McClane spends a great deal of the movie complaining about how he's supposed to be on vacation, but even that tired gag doesn't make sense because the whole reason he's in Russia is to rescue his son Jack (JACK REACHER's Jai Courtney), who has been accused with murder and is on trial along with a Russian scientist (Sebastian Koch from THE LIVES OF OTHERS and BLACK BOOK). Turns out Jack works for the CIA, a fact that John apparently never knew because he's been estranged from his son for several years. Jack has been charged with rescuing the scientist since he has evidence hidden somewhere against a major Russian underworld figure. Naturally, John McClane steps into the middle of this shitstorm, and soon father and son are evading bullets, rocket launchers, and every other conceivable weapon the bad guys can throw at them.
A GOOD DAY TO DIE HARD want us to believe so desperately that John McClane is a man of the people, an ordinary Joe, who just happens to find himself at ground zero of these major catastrophic events, and those days are long gone. The biggest joke of the movie are when John and Jack attempt to reconcile and make up for years of lost time, but we get the sense that John is happiest when his and his son's lives are in great danger. In this version of Die Hard, John is a lost soul, a man who can't function in polite society. And I guess the folks who made this entry see that as an enviable trait. But really, it makes this one of the most obnoxious characters I've seen in the "hero" role in quite some time.
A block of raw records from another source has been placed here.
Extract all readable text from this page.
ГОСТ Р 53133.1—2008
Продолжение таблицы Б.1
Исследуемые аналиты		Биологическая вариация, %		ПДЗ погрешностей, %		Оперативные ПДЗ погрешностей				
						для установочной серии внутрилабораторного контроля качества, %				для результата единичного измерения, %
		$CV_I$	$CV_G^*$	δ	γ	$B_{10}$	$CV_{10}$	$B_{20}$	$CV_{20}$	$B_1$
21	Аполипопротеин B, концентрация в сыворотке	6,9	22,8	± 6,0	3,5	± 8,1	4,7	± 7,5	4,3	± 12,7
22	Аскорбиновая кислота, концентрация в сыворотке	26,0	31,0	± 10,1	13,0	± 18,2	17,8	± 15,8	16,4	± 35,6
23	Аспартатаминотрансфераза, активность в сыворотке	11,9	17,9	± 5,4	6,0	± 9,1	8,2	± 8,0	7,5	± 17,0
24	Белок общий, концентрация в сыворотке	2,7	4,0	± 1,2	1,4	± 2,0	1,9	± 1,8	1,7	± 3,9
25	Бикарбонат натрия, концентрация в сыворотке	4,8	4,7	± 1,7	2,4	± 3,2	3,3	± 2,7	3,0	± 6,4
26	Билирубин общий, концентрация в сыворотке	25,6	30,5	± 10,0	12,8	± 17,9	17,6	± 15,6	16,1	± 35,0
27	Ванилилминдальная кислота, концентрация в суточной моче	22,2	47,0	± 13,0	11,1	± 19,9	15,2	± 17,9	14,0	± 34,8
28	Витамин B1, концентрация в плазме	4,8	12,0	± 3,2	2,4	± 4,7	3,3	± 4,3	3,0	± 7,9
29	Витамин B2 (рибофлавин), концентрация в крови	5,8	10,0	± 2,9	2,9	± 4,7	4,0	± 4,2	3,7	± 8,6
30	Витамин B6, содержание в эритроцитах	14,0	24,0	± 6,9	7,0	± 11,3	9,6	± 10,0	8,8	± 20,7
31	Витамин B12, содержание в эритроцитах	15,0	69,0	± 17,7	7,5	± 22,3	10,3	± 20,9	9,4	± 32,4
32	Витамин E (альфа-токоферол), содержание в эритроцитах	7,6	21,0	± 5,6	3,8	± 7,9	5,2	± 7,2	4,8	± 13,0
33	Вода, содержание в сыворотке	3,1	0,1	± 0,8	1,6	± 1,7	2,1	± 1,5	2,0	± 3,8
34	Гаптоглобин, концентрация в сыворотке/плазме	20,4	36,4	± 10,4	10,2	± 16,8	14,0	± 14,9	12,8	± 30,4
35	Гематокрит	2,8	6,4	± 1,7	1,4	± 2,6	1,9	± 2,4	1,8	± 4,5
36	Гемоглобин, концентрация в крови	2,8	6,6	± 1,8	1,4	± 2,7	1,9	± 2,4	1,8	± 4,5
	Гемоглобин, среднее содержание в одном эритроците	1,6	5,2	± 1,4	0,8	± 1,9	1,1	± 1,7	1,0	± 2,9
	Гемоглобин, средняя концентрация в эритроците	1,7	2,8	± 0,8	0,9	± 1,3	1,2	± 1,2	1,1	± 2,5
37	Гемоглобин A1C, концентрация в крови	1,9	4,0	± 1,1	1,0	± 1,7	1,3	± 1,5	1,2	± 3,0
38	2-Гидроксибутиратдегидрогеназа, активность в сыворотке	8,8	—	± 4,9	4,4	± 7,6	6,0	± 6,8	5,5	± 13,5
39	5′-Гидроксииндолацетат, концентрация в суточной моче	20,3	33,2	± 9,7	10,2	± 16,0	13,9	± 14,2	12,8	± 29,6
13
Willis has made some questionable role choices in his career, but between LOOPER and MOONRISE KINGDOM, I thought maybe he was turning a later-in-life corner. And I was hoping his newfound sensibility might carry over into his action roles, but clearly the opposite is true. Between the empty-headed caricature of himself he plays in The Expendables films and this (the jury has yet to be convened on G.I. JOE: RETALIATION), he seems to be retreating into the familiar, or worse: the irrelevant self parody.
I'd love to put as much of the blame on director John Moore's (MAX PAYNE, THE OMEN remake, FLIGHT OF THE PHOENIX remake) shoulders as I possibly can. The visuals of A GOOD DAY TO DIE HARD are headache-inducing at best. During one early car chase involving three vehicles, it's like Moore is daring us to keep track of what the hell is going on. It felt like the action scenes were shot in close up, so you can barely tell who's shooting, who's being shot out, who's getting killed, who's driving what. You name it, and there's probably something about it that's confusing.
Look, I still think Bruce Willis is a viable, enjoyable action star. But nothing but the title of this film feels like a DIE HARD movie. Something about John McClane used to be roguishly charming; now, he's an asshole without a brain in his head who has almost been rendered unable to speak by the people in charge of this franchise. He may look confident, but he feels lost in his own movie. And after watching this chaotic mess of a film, I wish I'd gotten lost going to this movie.